The determination she had gathered
with so much effort began to crumble.
She wasn't someone who made abrupt decisions
without stopping to face what she felt,
but this time, the weight was different.
In her mind, like persistent echoes,
the thought repeated itself:
"I should have taken Teodoro with me.
I thought leaving him with someone else
would be the most prudent choice…
but now, with this, he'll think
that I abandoned him. And thinking it through,
I believe that's exactly what I did."
"I think I did the same thing his mother did…"
Helena stared at the ground with heaviness. At some point
in life, people tend to judge decisions too easily—
love, work, or life itself. What they often forget
is that not everyone thinks when they feel.
People like Helena feel more than they think,
and when they try to think, they are already overflowing
inside. At that moment, Helena was not processing
the situation. Processing was not understanding,
but deciding based on it, and that was what she
could not do at that precise instant.
Not because she was incapable, but because she had
never been someone who shielded herself from what
she felt when something hurt. Helena was not
particularly intelligent in practical matters.
She did not calculate consequences; she carried them
without questioning them.
That was why she was there, on the ground,
blaming herself without reason. She reproached herself
for not having understood sooner, for not having helped
Teodoro when she should have. In her mind, her decisions
seemed to have contributed to the harm caused by others.
It was an unfair thought, but one far too familiar to her.
That pattern had followed her since the favelas,
when she supported her mother and her brother
with what little she had back then. She had always
been like this: she felt first and thought afterward.
And when she thought, she only saw what was directly
in front of her. In front of her stood a bar.
In moments of stress, Helena knew one thing for certain:
alcohol silenced more effectively than any reasoning.
She checked her pockets almost instinctively and remembered
the money from her grandmother's room, saved in case
there was no food.
She held it between her fingers a moment longer
than necessary.
"Well…" she murmured.
"A drink won't hurt me to wake up."
She entered the tavern. They hadn't opened yet;
they were only cleaning, preparing to receive customers
when morning arrived.
As she opened the door, a deep voice stopped her at once.
"Young lady, it's very early. We're not open yet."
"Please… help me," Helena said, her voice trembling.

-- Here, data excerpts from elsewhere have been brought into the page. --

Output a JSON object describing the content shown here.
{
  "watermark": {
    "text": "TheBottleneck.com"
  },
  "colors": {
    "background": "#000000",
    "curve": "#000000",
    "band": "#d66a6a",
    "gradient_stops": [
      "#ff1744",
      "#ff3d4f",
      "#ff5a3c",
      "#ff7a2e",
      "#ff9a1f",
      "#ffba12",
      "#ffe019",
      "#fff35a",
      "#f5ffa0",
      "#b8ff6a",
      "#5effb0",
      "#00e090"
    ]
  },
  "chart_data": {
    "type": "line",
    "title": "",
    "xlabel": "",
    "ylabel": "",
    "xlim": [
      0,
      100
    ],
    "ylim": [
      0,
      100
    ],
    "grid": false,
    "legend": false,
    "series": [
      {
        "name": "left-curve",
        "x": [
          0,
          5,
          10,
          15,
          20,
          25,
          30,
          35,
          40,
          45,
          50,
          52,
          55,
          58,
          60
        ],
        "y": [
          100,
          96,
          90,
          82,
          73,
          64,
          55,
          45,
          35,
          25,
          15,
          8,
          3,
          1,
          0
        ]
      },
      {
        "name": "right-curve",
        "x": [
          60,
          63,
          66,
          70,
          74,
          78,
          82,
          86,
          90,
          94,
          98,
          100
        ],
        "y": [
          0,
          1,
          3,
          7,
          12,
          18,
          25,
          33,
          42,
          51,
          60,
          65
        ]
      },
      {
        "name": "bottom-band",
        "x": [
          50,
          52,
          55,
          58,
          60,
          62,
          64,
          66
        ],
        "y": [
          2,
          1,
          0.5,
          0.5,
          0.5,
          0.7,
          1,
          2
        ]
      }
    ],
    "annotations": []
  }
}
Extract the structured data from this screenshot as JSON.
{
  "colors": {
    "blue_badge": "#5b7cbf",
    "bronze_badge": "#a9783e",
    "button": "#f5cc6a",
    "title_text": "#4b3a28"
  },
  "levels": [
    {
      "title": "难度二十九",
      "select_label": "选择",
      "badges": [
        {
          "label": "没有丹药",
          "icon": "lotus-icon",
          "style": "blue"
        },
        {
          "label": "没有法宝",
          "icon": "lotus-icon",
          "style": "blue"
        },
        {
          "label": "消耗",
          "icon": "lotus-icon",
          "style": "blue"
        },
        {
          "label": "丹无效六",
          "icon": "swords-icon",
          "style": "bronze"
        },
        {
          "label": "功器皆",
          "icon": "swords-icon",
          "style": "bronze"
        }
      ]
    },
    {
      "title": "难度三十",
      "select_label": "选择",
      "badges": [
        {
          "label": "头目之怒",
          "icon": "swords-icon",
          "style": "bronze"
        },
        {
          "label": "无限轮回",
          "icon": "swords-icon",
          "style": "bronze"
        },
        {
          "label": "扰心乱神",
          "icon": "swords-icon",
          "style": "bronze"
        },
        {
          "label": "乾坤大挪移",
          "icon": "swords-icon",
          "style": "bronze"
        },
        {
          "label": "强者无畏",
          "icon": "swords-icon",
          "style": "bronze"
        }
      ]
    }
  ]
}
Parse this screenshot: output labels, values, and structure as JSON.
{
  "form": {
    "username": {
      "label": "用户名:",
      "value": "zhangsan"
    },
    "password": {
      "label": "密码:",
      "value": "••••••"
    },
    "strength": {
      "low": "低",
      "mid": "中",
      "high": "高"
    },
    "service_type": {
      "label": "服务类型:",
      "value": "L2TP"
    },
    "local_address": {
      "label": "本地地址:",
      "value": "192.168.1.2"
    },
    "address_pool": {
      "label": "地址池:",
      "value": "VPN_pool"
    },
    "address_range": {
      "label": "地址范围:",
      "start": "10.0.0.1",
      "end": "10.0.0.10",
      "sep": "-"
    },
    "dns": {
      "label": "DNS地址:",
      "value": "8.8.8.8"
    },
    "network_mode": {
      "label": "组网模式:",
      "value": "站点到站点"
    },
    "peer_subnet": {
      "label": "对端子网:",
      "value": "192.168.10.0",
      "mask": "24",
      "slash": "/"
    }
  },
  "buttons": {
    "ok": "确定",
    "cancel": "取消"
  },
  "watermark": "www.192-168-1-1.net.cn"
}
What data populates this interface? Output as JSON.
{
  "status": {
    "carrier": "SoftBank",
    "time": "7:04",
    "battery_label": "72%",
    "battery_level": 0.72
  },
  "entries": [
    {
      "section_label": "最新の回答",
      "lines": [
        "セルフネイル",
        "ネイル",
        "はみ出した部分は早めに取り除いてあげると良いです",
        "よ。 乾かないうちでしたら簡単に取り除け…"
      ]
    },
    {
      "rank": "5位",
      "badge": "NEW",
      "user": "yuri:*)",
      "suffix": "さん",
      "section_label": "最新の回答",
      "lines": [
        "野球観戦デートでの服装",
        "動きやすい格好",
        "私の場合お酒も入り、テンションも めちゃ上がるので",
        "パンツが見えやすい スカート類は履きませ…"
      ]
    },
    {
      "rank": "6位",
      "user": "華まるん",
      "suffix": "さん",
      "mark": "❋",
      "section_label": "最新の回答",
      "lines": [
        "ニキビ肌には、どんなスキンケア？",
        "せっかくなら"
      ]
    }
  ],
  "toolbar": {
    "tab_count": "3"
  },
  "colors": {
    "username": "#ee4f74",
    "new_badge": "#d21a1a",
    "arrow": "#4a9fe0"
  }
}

"I just want wine… no, better cognac.
I need to drink something."
The man watched her warily, assessing her condition.
"Are you all right?"
"No," she replied, letting her shoulders drop.
"I'm not fine… not at all."
She placed all her money on the counter
without saying anything else.
"Please… give me the bottle. Everything you have.
I just want to forget, for a moment,
what I'm supposed to do…"
The bartender sighed.
He had seen that look before.
Without a word, he set the bottle of cognac
down in front of her.
Helena stared at the glass, her eyes completely empty.
She drank.
She drank again.
And she kept drinking.
Changing scenes, we find ourselves in the same Lisbon,
in Avenidas Novas, inside Joaquim's apartment.
He had finished breakfast and left the house.
The sound of the door closing lingered
for a few seconds before silence
settled in completely.
The maid remained standing a moment longer,
tidying the table and collecting the dishes
with slow, deliberate movements.
The morning sun came in through the window,
warm and unhurried.
When she finished, she allowed herself to sit down.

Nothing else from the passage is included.